Government slams the brakes on Peugeot’s drive for change
THE creation of 1,100 new jobs in the West Midlands by Jaguar Land Rover shows the British car industry continuing to accelerate. It’s also another reminder of just how far JLR has come from the dark days of 2009, when it instituted a four-day week to avoid job cuts and looked to the European Investment Bank for an emergency loan.
More recently, doubled investment from JLR’s Indian owner Tata Motors and a focus on growth in emerging markets have helped to drive the record annual profit of £1.51bn that was announced this May.
JLR is operating in a higher gear than Peugeot, which posted a €662m (£518m) loss yesterday, but at least Peugeot has the sort of bold turnaround plan that took JLR from the doldrums to its current status as one of the few bright spots in the UK economy.
France’s new socialist government has other ideas, of course. Rather than letting Europe’s second-biggest carmaker restructure, which might give the firm a fighting chance of a comeback, it proposes protectionism against Asian rivals and some unimpressive green subsidies for electric cars.

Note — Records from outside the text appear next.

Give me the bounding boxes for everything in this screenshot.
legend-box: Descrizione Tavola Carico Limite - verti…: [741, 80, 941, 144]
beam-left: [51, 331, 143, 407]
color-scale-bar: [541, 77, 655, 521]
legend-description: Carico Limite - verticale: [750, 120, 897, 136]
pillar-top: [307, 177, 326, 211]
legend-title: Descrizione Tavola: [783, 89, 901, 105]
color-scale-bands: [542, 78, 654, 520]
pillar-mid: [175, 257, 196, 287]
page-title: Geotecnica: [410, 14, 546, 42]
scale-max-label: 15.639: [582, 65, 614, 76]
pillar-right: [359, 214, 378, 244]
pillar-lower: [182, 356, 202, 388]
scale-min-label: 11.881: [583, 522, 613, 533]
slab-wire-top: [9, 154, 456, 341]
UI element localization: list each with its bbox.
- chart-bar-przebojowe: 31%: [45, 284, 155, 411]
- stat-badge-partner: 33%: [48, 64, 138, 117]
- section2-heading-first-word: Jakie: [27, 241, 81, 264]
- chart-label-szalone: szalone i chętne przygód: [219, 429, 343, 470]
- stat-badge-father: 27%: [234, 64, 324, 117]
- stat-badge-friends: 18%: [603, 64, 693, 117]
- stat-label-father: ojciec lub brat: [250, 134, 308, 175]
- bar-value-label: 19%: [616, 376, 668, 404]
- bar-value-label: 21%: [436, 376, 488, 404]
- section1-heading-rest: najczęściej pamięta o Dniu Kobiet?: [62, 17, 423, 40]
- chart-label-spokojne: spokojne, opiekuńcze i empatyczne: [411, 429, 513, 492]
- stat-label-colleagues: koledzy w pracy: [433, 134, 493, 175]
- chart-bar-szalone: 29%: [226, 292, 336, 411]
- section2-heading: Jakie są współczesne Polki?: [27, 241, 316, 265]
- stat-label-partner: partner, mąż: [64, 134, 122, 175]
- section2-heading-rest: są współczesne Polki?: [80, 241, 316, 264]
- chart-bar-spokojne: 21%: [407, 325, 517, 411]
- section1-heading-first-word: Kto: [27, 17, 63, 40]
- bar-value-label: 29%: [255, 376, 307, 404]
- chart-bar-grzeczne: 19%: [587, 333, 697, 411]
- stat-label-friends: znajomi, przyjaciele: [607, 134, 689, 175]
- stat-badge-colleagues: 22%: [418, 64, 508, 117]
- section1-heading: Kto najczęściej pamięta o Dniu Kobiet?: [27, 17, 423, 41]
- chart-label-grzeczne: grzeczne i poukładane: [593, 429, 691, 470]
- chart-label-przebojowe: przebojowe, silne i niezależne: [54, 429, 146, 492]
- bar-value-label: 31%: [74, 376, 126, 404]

Neither are serious suggestions. €350m for “the invention of tomorrow’s cars” and €450m for factory upgrades might look ok on a press release, but Peugeot lost €19m more than those two figures combined in the first six months of the year all on its own.
For a company in Peugeot’s position, facing economic meltdown in the Eurozone and a French administration proudly committed to increasing the economic burden on employers, radical surgery is the only sensible solution.
Finding €1.5bn in savings now by incurring 8,000 job cuts is the sort of plan that makes future growth possible. Francois Hollande, like George Osborne, will find that well-meaning half-measures don’t work.